Ce que je sais de toi    par   Éric Chacour.

Philippe Rey (2023) 299 pages.

Prix Femina des Lycéens 2023.

 

Ce que je sais de toi, d’Éric Chacour (photo ci-dessous), se déroule entre 1961 et 2001 entre l’Égypte et le Canada.

 

 

C’est l’histoire de Tarek, ce jeune garçon dont la carrière est déjà toute tracée : son père est médecin, il sera médecin.

 

 

 

Il reprend le cabinet médical de son père à Dokki, quartier résidentiel et calme de la ville du Caire.

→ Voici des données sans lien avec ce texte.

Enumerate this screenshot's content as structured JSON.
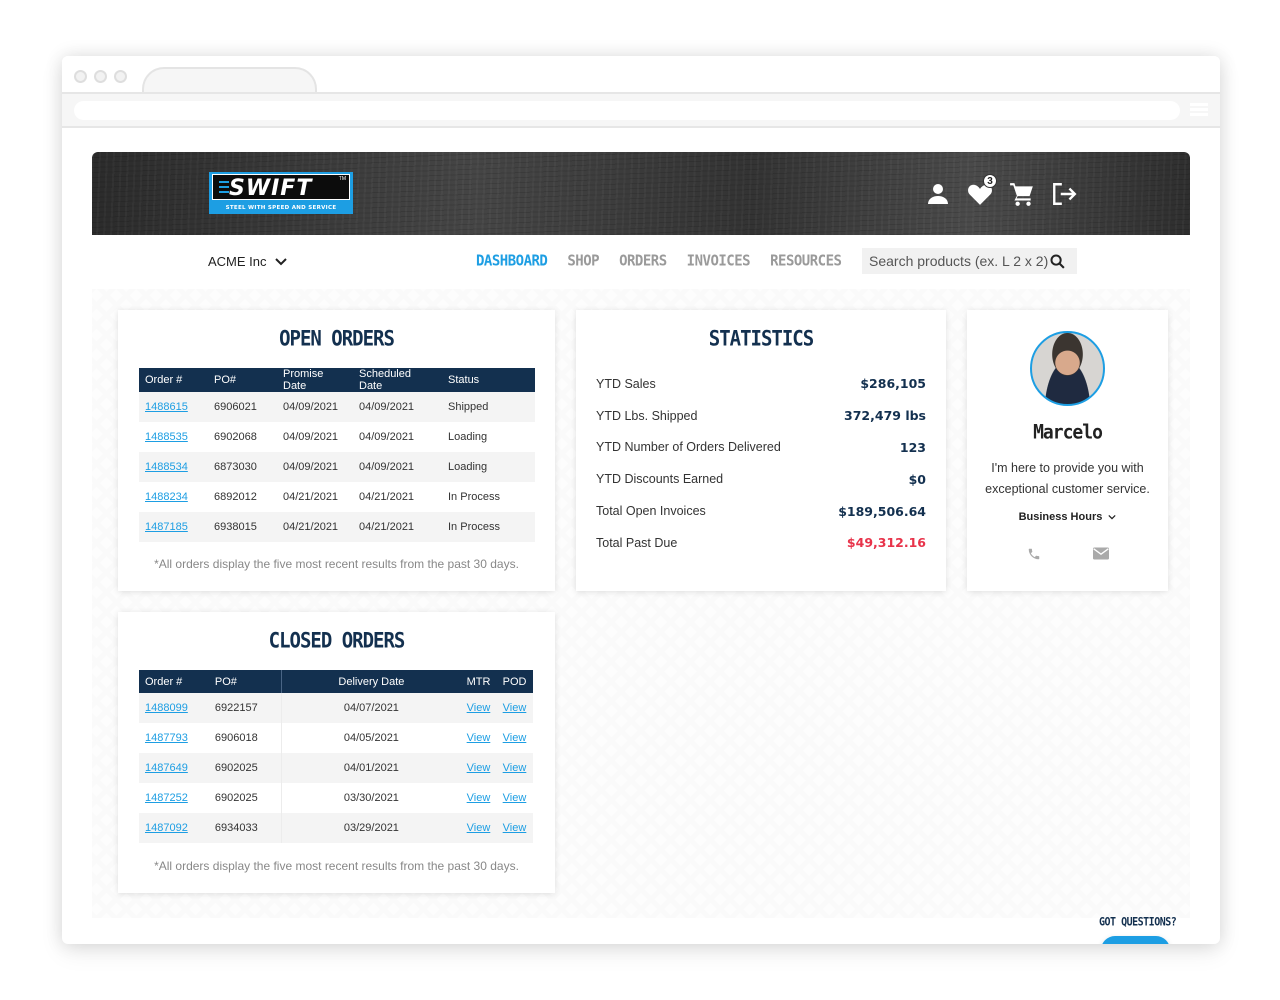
{
  "browser": {
    "window_controls": [
      "close",
      "minimize",
      "maximize"
    ]
  },
  "header": {
    "logo": {
      "word": "SWIFT",
      "tm": "TM",
      "tagline": "STEEL WITH SPEED AND SERVICE"
    },
    "icons": [
      {
        "name": "user-icon"
      },
      {
        "name": "heart-icon",
        "badge": "3"
      },
      {
        "name": "cart-icon"
      },
      {
        "name": "logout-icon"
      }
    ]
  },
  "nav": {
    "account": "ACME Inc",
    "items": [
      {
        "label": "DASHBOARD",
        "active": true
      },
      {
        "label": "SHOP",
        "active": false
      },
      {
        "label": "ORDERS",
        "active": false
      },
      {
        "label": "INVOICES",
        "active": false
      },
      {
        "label": "RESOURCES",
        "active": false
      }
    ],
    "search": {
      "placeholder": "Search products (ex. L 2 x 2)",
      "value": ""
    }
  },
  "open_orders": {
    "title": "OPEN ORDERS",
    "columns": [
      "Order #",
      "PO#",
      "Promise Date",
      "Scheduled Date",
      "Status"
    ],
    "rows": [
      [
        "1488615",
        "6906021",
        "04/09/2021",
        "04/09/2021",
        "Shipped"
      ],
      [
        "1488535",
        "6902068",
        "04/09/2021",
        "04/09/2021",
        "Loading"
      ],
      [
        "1488534",
        "6873030",
        "04/09/2021",
        "04/09/2021",
        "Loading"
      ],
      [
        "1488234",
        "6892012",
        "04/21/2021",
        "04/21/2021",
        "In Process"
      ],
      [
        "1487185",
        "6938015",
        "04/21/2021",
        "04/21/2021",
        "In Process"
      ]
    ],
    "note": "*All orders display the five most recent results from the past 30 days."
  },
  "statistics": {
    "title": "STATISTICS",
    "rows": [
      {
        "label": "YTD Sales",
        "value": "$286,105",
        "alert": false
      },
      {
        "label": "YTD Lbs. Shipped",
        "value": "372,479 lbs",
        "alert": false
      },
      {
        "label": "YTD Number of Orders Delivered",
        "value": "123",
        "alert": false
      },
      {
        "label": "YTD Discounts Earned",
        "value": "$0",
        "alert": false
      },
      {
        "label": "Total Open Invoices",
        "value": "$189,506.64",
        "alert": false
      },
      {
        "label": "Total Past Due",
        "value": "$49,312.16",
        "alert": true
      }
    ]
  },
  "rep": {
    "name": "Marcelo",
    "message": "I'm here to provide you with exceptional customer service.",
    "hours_label": "Business Hours"
  },
  "closed_orders": {
    "title": "CLOSED ORDERS",
    "columns": [
      "Order #",
      "PO#",
      "Delivery Date",
      "MTR",
      "POD"
    ],
    "rows": [
      [
        "1488099",
        "6922157",
        "04/07/2021",
        "View",
        "View"
      ],
      [
        "1487793",
        "6906018",
        "04/05/2021",
        "View",
        "View"
      ],
      [
        "1487649",
        "6902025",
        "04/01/2021",
        "View",
        "View"
      ],
      [
        "1487252",
        "6902025",
        "03/30/2021",
        "View",
        "View"
      ],
      [
        "1487092",
        "6934033",
        "03/29/2021",
        "View",
        "View"
      ]
    ],
    "note": "*All orders display the five most recent results from the past 30 days."
  },
  "chat": {
    "label": "GOT QUESTIONS?"
  },
  "colors": {
    "brand_blue": "#1d9ee3",
    "navy": "#13304f",
    "alert_red": "#e8334a"
  }
}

Ne se sentant pas vraiment à sa place, il offre également, hebdomadairement, ses soins aux habitants du Moqattam, sorte de colline en bordure du Caire, dans un dispensaire bâti à son initiative, s’appliquant à soigner ces pauvres gens que sont les Zabbalines, des chiffonniers ou plutôt des recycleurs vivant sur ce tas d’ordures.

 

 

 

Il se marie, mène une vie paisible entre ses patients et sa famille jusqu’au jour où il fait la connaissance d’Ali.

 

 

 

Ali est ce jeune homme qui, un soir, est venu l’attendre au dispensaire pour qu’il vienne soigner sa mère. Cette rencontre va complètement chambouler sa vie et changer sa destinée.

 

 

Éric Chacour nous offre une superbe description du Caire aussi bien par ses images que par ses odeurs. Il nous fait voyager dans cette Égypte des années 1980, évoque le climat politique de l’époque et fait découvrir cette société cairote avec ses différents milieux.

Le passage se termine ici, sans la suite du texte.